Open mjunek opened 1 year ago

mjunek commented 1 year ago

xLights is licensed under the GNU Public License version 3 (GPLv3).

This requires that any derivative software be made available under the same license terms that was granted. Additional restrictions cannot be placed upon the recipient of the software by the publisher. It also requires that a copy of the GPL license text be made available with every copy that is published.

The Mac version of xLights is published by a third party on the Apple App Store. The publishing on the App Store is a problem for a few reasions:

Whilst it is possible to do these things through a 3rd party means - going to Github, etc - the key here is that these conditions of the original software license MUST be provided as part of the grant of license - which is through the download of the software on the App Store.

The above can be corrected by providing the correct license agreement via the App Store, however there have been some high-profile pieces of software removed from the App Store as they attempted to have Apple change their App Store terms, and Apple refused to budge.

Therefore, if Apple is unwilling to accept the GPLv3 for the Mac version of xLights, I think it is prudent to remove it the App Store, and distribute it as a downloadable DMG or similar. This then keeps all released versions in line with the license agreement that all users and publishers of xLights and its derivitives are bound by.

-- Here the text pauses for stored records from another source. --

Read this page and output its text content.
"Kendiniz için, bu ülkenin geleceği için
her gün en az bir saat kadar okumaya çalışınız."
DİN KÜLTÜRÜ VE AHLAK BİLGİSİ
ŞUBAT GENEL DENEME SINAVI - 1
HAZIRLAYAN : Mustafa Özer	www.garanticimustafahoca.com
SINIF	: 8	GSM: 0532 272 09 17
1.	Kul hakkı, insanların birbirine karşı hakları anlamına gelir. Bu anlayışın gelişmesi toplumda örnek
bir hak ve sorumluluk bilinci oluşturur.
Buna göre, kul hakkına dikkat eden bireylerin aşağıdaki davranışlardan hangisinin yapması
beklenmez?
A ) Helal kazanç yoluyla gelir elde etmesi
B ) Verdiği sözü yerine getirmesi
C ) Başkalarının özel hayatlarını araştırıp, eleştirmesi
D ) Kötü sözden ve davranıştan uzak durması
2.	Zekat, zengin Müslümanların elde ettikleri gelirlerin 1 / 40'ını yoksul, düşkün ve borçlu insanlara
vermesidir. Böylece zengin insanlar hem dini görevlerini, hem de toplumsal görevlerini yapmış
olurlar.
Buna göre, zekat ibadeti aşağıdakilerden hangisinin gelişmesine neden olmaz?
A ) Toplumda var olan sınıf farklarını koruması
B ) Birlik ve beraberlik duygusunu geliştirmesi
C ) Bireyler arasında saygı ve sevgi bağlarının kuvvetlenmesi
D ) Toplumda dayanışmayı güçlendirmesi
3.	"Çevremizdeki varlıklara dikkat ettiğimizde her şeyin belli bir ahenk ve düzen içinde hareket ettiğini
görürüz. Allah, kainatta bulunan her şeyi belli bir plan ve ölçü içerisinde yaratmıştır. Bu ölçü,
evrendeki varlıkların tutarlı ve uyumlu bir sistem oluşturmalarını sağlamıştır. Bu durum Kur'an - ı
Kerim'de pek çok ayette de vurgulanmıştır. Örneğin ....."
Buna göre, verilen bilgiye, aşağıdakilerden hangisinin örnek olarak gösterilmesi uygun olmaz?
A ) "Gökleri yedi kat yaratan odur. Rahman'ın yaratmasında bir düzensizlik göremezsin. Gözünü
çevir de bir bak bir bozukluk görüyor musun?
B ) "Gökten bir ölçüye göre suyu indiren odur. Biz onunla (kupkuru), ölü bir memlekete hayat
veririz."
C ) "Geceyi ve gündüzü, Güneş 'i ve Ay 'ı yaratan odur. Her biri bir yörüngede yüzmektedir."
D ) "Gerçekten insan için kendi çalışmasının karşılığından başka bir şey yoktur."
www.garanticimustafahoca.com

computergeek1507 commented 1 year ago

"xLights" is not a legal entity, there is no xLights LLC or anything. I personally don't understand who have legal right over the code, most Open Source project I am part of have a LLC or private organization that manages trademarks, licenses, and contributor agreements. Recent talk about removal of code I have contributed makes me want to know who have the overall rights over the code base. I don't like the idea of developers removing code from an "open source" project because of personal differences.